Mozilla Common Voice Launches Grant for Kiswahili Language Voice Tech
Mozilla Common Voice has begun a $400,000 grant program for developing voice technology in the Kiswahili language of East Africa. The open-source voice database organization will offer chosen projects in the region up to $50,000 to leverage the Kiswahili data for voice tech that can help people in East Africa.
Mozilla Common Voice began five years ago as an alternative to major corporations for those looking for the data needed to train a voice AI. The data encompasses a lot that the giants in voice tech might not have, such as audio of people with speech impairments and languages that the bigger voice assistants might not speak yet. About 100 million people speak Kiswahili, but it hasn’t yet been added as an option to the best-known voice assistants. The applicants for the award must have some base in Kenya, Tanzania, and the Democratic Republic of Congo (DRC), but Kiswahili speakers exist all over the world. For the grant, Mozilla Common Voice said it’s looking for agriculture and finance-related voice services, ideally, ones that help more marginalized groups and regions. The applications are due March 22.
“These grants will fuel products powered by open voice data and technology, and built with local community involvement and engagement,” Mozilla Foundation Special Advisor for Africa Innovation Mradi Chenai Chair explained. “And in the long-term, they can help shift power and improve social and economic opportunities for marginalized groups, particularly women, in Kenya, Tanzania, and Kiswahili-speaking DRC.”
The grant announcement comes almost a year after Nvidia made a $1.5 million investment in Mozilla Common Voice and nine months after a coalition of international non-profits invested $3.4 million in boosting Mozilla Common Voice’s Kiswahili efforts. The money was aimed at making Kiswahili a significant part of the project by hiring people to focus specifically on the Kiswahili database and with the outreach and technical assistance needed to streamline getting volunteers to contribute their voice samples to the database.

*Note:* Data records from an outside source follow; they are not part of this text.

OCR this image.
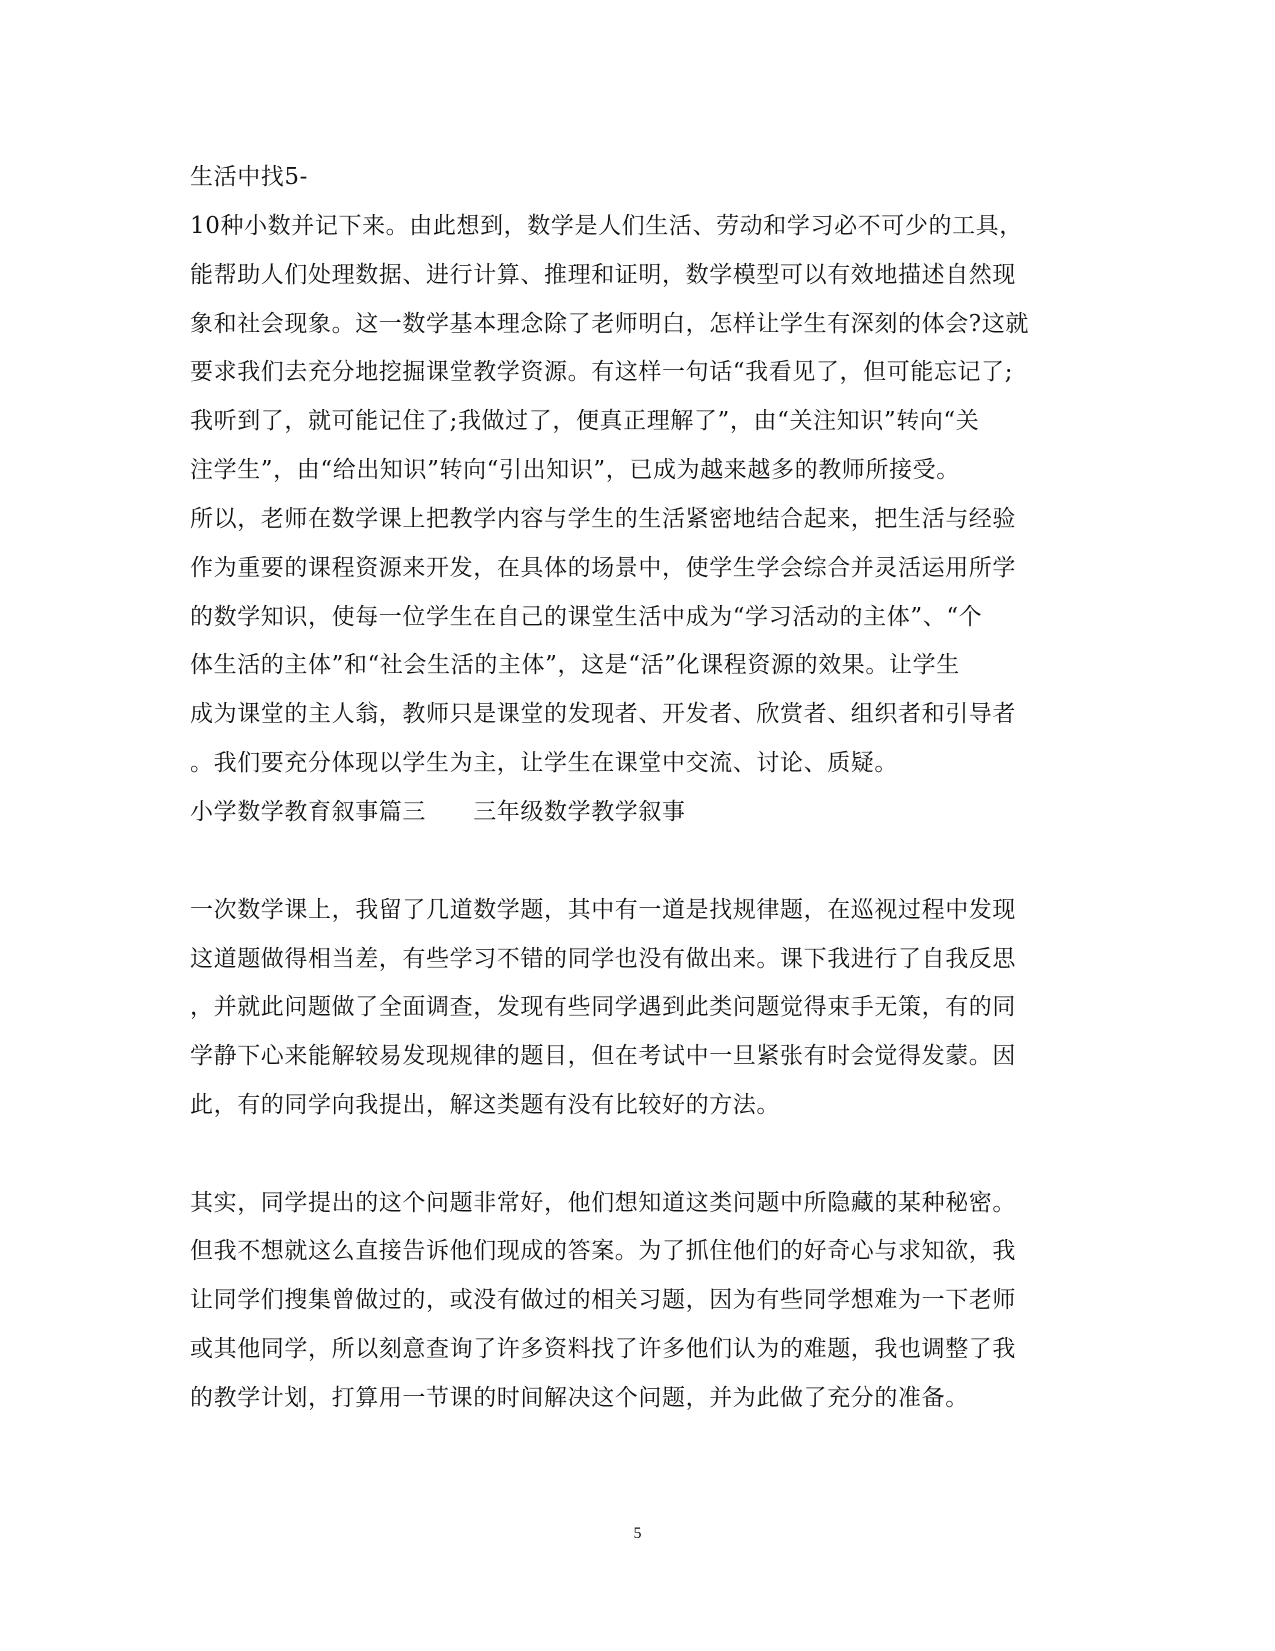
生活中找5-
10种小数并记下来。由此想到，数学是人们生活、劳动和学习必不可少的工具，
能帮助人们处理数据、进行计算、推理和证明，数学模型可以有效地描述自然现
象和社会现象。这一数学基本理念除了老师明白，怎样让学生有深刻的体会?这就
要求我们去充分地挖掘课堂教学资源。有这样一句话“我看见了，但可能忘记了;
我听到了，就可能记住了;我做过了，便真正理解了”，由“关注知识”转向“关
注学生”，由“给出知识”转向“引出知识”，已成为越来越多的教师所接受。
所以，老师在数学课上把教学内容与学生的生活紧密地结合起来，把生活与经验
作为重要的课程资源来开发，在具体的场景中，使学生学会综合并灵活运用所学
的数学知识，使每一位学生在自己的课堂生活中成为“学习活动的主体”、“个
体生活的主体”和“社会生活的主体”，这是“活”化课程资源的效果。让学生
成为课堂的主人翁，教师只是课堂的发现者、开发者、欣赏者、组织者和引导者
。我们要充分体现以学生为主，让学生在课堂中交流、讨论、质疑。
小学数学教育叙事篇三　　三年级数学教学叙事
一次数学课上，我留了几道数学题，其中有一道是找规律题，在巡视过程中发现
这道题做得相当差，有些学习不错的同学也没有做出来。课下我进行了自我反思
，并就此问题做了全面调查，发现有些同学遇到此类问题觉得束手无策，有的同
学静下心来能解较易发现规律的题目，但在考试中一旦紧张有时会觉得发蒙。因
此，有的同学向我提出，解这类题有没有比较好的方法。
其实，同学提出的这个问题非常好，他们想知道这类问题中所隐藏的某种秘密。
但我不想就这么直接告诉他们现成的答案。为了抓住他们的好奇心与求知欲，我
让同学们搜集曾做过的，或没有做过的相关习题，因为有些同学想难为一下老师
或其他同学，所以刻意查询了许多资料找了许多他们认为的难题，我也调整了我
的教学计划，打算用一节课的时间解决这个问题，并为此做了充分的准备。
5
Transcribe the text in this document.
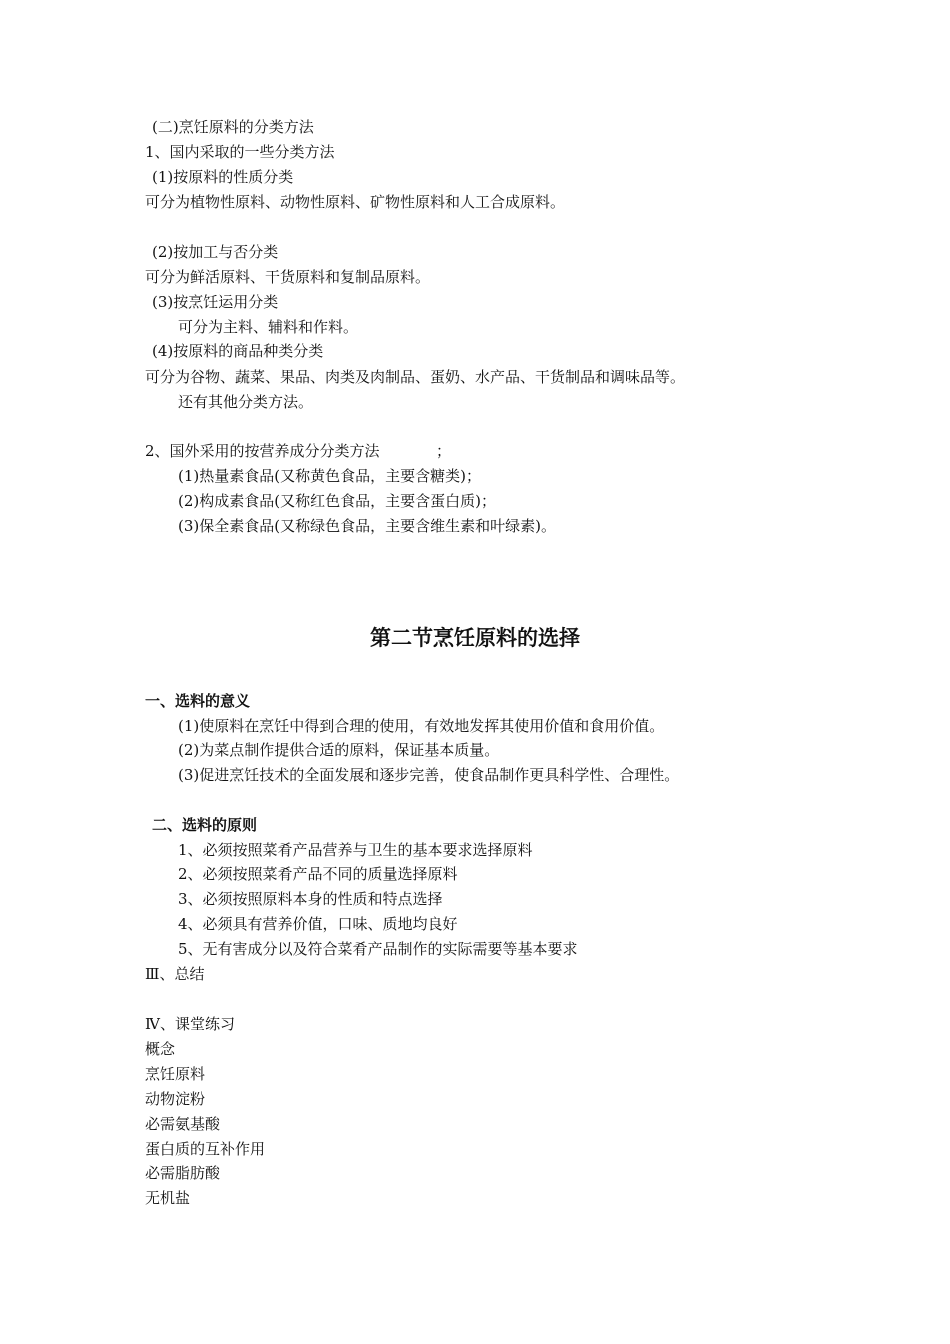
(二)烹饪原料的分类方法
1、国内采取的一些分类方法
(1)按原料的性质分类
可分为植物性原料、动物性原料、矿物性原料和人工合成原料。
(2)按加工与否分类
可分为鲜活原料、干货原料和复制品原料。
(3)按烹饪运用分类
可分为主料、辅料和作料。
(4)按原料的商品种类分类
可分为谷物、蔬菜、果品、肉类及肉制品、蛋奶、水产品、干货制品和调味品等。
还有其他分类方法。
2、国外采用的按营养成分分类方法	；
(1)热量素食品(又称黄色食品，主要含糖类)；
(2)构成素食品(又称红色食品，主要含蛋白质)；
(3)保全素食品(又称绿色食品，主要含维生素和叶绿素)。
第二节烹饪原料的选择
一、选料的意义
(1)使原料在烹饪中得到合理的使用，有效地发挥其使用价值和食用价值。
(2)为菜点制作提供合适的原料，保证基本质量。
(3)促进烹饪技术的全面发展和逐步完善，使食品制作更具科学性、合理性。
二、选料的原则
1、必须按照菜肴产品营养与卫生的基本要求选择原料
2、必须按照菜肴产品不同的质量选择原料
3、必须按照原料本身的性质和特点选择
4、必须具有营养价值，口味、质地均良好
5、无有害成分以及符合菜肴产品制作的实际需要等基本要求
Ⅲ、总结
Ⅳ、课堂练习
概念
烹饪原料
动物淀粉
必需氨基酸
蛋白质的互补作用
必需脂肪酸
无机盐
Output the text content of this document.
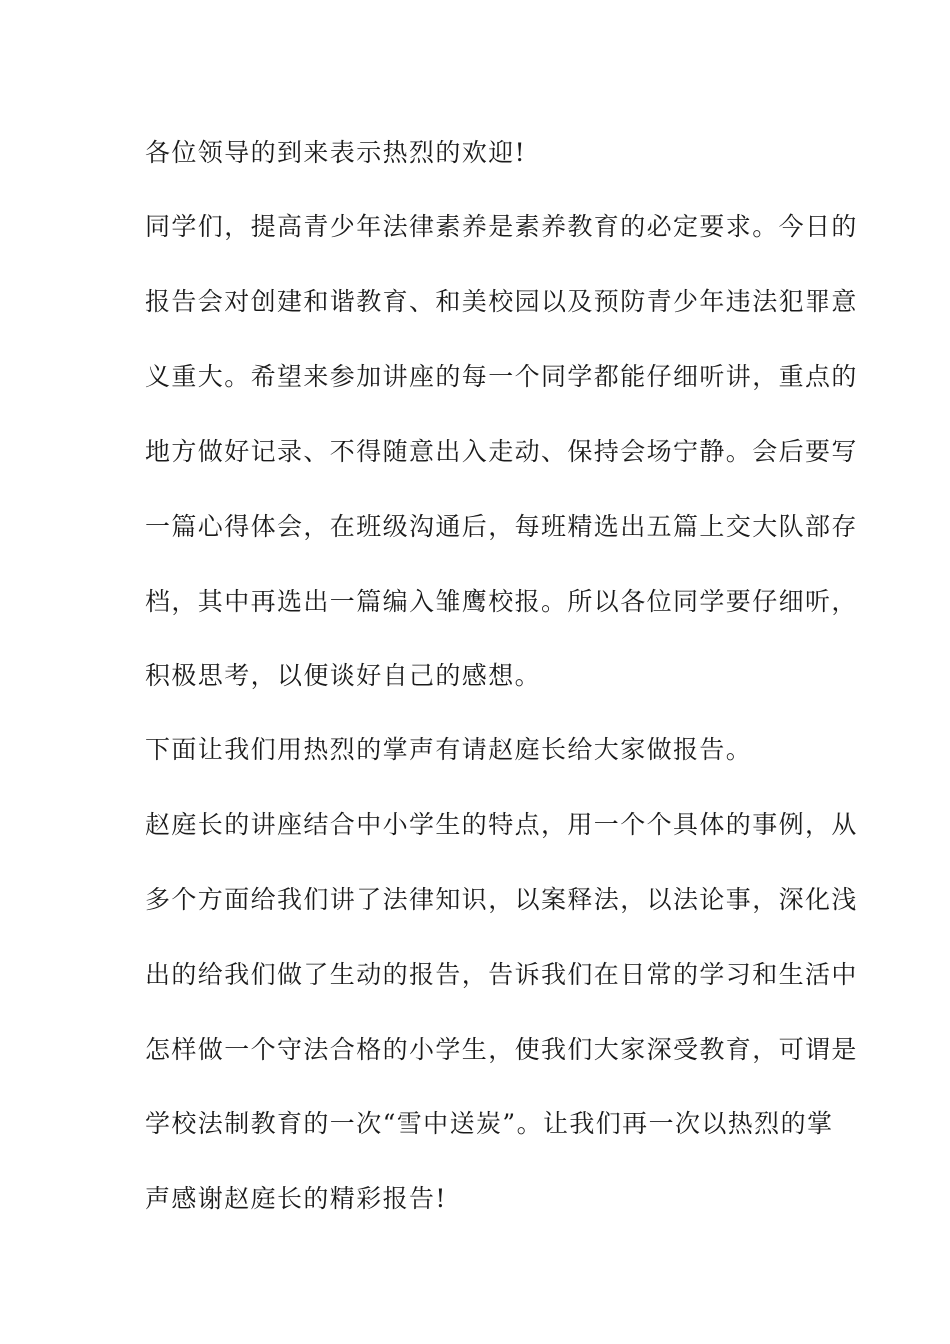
各位领导的到来表示热烈的欢迎!
同学们，提高青少年法律素养是素养教育的必定要求。今日的
报告会对创建和谐教育、和美校园以及预防青少年违法犯罪意
义重大。希望来参加讲座的每一个同学都能仔细听讲，重点的
地方做好记录、不得随意出入走动、保持会场宁静。会后要写
一篇心得体会，在班级沟通后，每班精选出五篇上交大队部存
档，其中再选出一篇编入雏鹰校报。所以各位同学要仔细听，
积极思考，以便谈好自己的感想。
下面让我们用热烈的掌声有请赵庭长给大家做报告。
赵庭长的讲座结合中小学生的特点，用一个个具体的事例，从
多个方面给我们讲了法律知识，以案释法，以法论事，深化浅
出的给我们做了生动的报告，告诉我们在日常的学习和生活中
怎样做一个守法合格的小学生，使我们大家深受教育，可谓是
学校法制教育的一次“雪中送炭”。让我们再一次以热烈的掌
声感谢赵庭长的精彩报告!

“Language is a powerful part of who we are, and people, not profit-making companies, are the right guardians of how language appears in our digital lives,” Chair said at the time. “By making it easy to donate voice data in Kiswahili, Common Voice will support East Africans to play a direct role in creating technology that helps rather than harms their communities. We are thrilled to join with partners who share Mozilla’s vision for helping more people in more places to access voice technology.”
The Common Voice Database is enormous already, with more than 9,000 hours of 60 different languages. It’s the largest public domain voice dataset in the world. Common Voice had also proven it could grow its datasets quickly, as it was at 7,226 hours in 54 languages in 2020 when Mozilla released a massive data set of voices. The Kiswahili grant program may set a template for other languages unrepresented by the major voice assistants as well.